Aklımdan, başımdan, içimden geçenleri; hatırladıklarımı, unutmak istemediklerimi, hasretini çektiklerimi, izlenimlerimi yazıyorum..
5.9.08
küçücük bir bakış
31.8.08
sonbahar'a karşılama
yaz yarın bitecek, sonbahar sonbahar, ey güzel sonbahar, nasıl da hazırım sana!
İstanbul'da dökülen at kestaneleri mevsimi, aklımda Yıldız Parkı'nda uzun bir yürüyüş var yıllardır ve Malta Köşkü'nün bahçesinde Boğaz'la gözgöze bir kaç fincan limonlu çay.
PARK
Öyle sevdim ki seni
Öylesine sensin ki!
Kuşlar gibi cıvıldar
Tattırdığın acılar.
C. Süreya
hk, 31.8.2008
Uyak düşürmek...
Pazar sabahı. Uykusu tedirgin ve parçalanmış bir geceyi bitirdim, kahve taze çekilmiş, Wolfgang'la başbaşayız.

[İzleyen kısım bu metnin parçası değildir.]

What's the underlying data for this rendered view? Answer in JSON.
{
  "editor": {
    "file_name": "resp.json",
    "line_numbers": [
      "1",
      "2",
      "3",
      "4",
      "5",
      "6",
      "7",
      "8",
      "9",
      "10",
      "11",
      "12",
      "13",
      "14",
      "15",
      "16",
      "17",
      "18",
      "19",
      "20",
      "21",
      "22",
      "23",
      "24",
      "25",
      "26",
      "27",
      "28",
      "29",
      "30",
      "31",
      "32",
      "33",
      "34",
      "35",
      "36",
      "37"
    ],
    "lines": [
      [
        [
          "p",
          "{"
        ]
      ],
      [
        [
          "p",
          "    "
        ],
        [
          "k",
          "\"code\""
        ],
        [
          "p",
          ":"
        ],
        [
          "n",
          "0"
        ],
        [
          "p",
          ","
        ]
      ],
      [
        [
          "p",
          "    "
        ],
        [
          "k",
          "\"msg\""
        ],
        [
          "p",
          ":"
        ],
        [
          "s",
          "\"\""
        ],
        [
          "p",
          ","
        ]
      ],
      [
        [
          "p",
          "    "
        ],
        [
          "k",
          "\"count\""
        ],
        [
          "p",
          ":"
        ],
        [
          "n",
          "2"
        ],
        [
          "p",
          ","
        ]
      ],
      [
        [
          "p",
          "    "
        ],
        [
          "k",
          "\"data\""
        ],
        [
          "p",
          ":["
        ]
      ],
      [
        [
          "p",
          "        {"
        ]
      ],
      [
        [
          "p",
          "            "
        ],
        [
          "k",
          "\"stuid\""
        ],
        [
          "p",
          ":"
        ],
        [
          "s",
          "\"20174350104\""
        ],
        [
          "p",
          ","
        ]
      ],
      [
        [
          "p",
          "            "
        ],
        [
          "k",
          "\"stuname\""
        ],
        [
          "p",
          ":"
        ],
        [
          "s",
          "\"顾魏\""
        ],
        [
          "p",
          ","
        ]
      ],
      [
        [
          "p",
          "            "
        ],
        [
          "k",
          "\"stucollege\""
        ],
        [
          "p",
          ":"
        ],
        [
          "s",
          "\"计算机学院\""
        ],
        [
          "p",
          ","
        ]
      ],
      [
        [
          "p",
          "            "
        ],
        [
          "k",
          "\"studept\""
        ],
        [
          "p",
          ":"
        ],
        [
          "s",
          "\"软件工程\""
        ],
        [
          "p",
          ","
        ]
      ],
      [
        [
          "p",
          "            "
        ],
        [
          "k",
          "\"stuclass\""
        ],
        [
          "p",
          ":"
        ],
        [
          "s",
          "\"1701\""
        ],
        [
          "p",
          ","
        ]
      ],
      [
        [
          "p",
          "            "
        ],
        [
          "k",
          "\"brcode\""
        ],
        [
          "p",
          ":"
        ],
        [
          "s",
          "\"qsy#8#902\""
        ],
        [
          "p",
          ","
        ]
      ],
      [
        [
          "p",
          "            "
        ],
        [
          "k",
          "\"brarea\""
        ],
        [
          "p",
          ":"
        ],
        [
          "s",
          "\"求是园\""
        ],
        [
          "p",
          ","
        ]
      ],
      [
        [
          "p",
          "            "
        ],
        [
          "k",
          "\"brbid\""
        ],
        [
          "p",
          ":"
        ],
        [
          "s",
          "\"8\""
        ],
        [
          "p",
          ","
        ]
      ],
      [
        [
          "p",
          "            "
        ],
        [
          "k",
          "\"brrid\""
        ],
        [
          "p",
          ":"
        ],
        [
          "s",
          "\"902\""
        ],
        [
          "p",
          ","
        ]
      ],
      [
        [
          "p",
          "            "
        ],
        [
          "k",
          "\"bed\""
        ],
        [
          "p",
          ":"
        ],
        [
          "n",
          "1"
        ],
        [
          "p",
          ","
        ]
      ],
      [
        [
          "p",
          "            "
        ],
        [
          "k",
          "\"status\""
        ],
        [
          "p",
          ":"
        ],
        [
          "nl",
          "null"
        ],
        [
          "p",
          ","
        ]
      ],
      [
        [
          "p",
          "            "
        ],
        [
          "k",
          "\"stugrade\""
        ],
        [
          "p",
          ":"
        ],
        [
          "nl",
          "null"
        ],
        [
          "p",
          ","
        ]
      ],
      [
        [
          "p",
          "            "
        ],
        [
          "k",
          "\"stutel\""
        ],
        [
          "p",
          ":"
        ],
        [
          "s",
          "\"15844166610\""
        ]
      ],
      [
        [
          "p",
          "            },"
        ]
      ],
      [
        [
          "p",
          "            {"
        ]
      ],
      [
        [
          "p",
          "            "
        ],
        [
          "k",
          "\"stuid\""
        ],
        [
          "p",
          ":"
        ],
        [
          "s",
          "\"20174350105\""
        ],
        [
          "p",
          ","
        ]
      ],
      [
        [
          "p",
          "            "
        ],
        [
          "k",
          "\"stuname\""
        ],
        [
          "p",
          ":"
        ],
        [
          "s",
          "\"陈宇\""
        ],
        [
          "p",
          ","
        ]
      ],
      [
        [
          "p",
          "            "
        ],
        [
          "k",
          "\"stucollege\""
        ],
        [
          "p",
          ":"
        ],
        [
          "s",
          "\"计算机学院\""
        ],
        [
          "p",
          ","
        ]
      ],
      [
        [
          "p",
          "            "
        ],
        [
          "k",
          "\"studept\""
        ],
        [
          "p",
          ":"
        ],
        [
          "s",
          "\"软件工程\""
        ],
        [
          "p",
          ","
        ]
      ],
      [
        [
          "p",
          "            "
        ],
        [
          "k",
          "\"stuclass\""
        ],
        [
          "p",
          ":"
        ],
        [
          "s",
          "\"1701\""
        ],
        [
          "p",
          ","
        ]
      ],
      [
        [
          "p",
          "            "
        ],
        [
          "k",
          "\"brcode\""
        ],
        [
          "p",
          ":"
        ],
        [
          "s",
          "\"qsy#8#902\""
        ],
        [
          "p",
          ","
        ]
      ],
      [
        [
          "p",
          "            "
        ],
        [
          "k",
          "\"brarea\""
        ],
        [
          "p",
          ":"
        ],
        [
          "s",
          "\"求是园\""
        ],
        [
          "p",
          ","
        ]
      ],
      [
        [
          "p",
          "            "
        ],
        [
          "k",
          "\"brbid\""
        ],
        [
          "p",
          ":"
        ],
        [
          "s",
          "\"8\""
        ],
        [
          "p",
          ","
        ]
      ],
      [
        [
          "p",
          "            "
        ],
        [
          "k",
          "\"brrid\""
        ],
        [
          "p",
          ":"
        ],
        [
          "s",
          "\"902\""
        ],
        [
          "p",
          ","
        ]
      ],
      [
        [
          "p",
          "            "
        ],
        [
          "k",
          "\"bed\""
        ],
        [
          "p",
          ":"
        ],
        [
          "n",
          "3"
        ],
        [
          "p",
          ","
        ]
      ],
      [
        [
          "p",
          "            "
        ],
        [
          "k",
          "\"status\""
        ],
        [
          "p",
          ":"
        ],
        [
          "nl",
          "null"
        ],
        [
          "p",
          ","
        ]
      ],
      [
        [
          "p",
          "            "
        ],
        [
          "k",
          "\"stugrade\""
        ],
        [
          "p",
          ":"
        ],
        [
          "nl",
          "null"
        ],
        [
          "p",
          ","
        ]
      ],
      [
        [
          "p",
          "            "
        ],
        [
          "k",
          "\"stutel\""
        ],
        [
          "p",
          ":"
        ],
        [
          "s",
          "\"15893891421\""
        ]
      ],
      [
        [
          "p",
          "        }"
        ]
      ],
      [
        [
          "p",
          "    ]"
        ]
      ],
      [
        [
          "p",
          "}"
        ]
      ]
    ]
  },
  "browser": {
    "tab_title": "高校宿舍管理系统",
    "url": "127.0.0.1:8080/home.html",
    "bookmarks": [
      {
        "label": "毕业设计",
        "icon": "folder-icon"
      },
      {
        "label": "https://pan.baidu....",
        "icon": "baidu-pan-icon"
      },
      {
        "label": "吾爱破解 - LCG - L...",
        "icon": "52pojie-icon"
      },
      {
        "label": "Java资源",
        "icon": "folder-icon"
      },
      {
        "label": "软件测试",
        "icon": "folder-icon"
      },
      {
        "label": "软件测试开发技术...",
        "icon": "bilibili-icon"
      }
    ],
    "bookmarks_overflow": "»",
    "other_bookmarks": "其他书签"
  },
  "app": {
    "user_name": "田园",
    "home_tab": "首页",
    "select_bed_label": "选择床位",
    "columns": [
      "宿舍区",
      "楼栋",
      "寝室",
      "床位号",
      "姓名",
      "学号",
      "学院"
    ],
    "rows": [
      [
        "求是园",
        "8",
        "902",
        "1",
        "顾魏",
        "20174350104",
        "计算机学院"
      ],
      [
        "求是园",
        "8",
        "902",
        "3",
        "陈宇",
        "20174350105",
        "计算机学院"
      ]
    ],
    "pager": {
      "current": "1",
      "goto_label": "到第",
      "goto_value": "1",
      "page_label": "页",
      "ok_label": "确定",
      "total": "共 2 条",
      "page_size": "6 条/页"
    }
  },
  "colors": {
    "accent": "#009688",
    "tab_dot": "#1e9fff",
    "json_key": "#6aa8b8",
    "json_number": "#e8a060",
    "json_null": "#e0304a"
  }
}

Sabahları yalnız olmayı seviyorum. Kahve kokusunun eve yayılmasını, başka herkes uykudayken düşünmeye ve yazmaya başlamayı, aklımın henüz yazmadığım sözcüklerle kamaşmasını, parmaklarımın harfler üzerinde onları okşarcasına dolaşmasını, giderek hızlanmalarını sonra.. Yaşam odamdan içeriye kimsenin girmeyecek olmasını çok seviyorum.
Öğrendim ki ruhun, kalbin ve aklın birlikteliği her zaman yeterli değil iki yaşamın buluşması için. Yaşamların ne zaman buluştuğu, içinde kimleri / neleri / hangi halleri barındırdığı önemli aslında. Bireysel hayatlar, eşler, evlatlar (hatta anne ve babalar) ile çoğul bir özneye dönüşüyor zira. "Ben" diyemiyor kişi, demeye kalkıştığında "biz" diye bastırıyor aile korosu...
Sabahları yalnız olmayı seviyorum. Öğrendiklerimi dinginlikle düşünmeyi, kahvemi yudumlamayı, fincanımı yeniden kahve ile doldurmayı, bir gece önce durmadan kavga ettiğim kendimle sabah olur olmaz barışmayı seviyorum.
Buluşamayan, birbirine yetişemeyen, geç kalıp da diğerinin küçük ve yumuşak adımlarla gidişini izleyen yaşamlar arasında, hep ruhumuza / kalbimize / aklımıza uyaklı bir başka yaşam arıyoruz. Bu belki de en anlaşılır bencilliğimiz.
Sabahları yalnız olmayı seviyorum.
Gece yalnızlıklarını sevmeyi de öğreneceğim.
hk, 31.8.2008
*Bu yazımı Mr.T'ye, canım Demet'e ve yasemin çayının tadına ilk kez bakanlara ithaf ediyorum.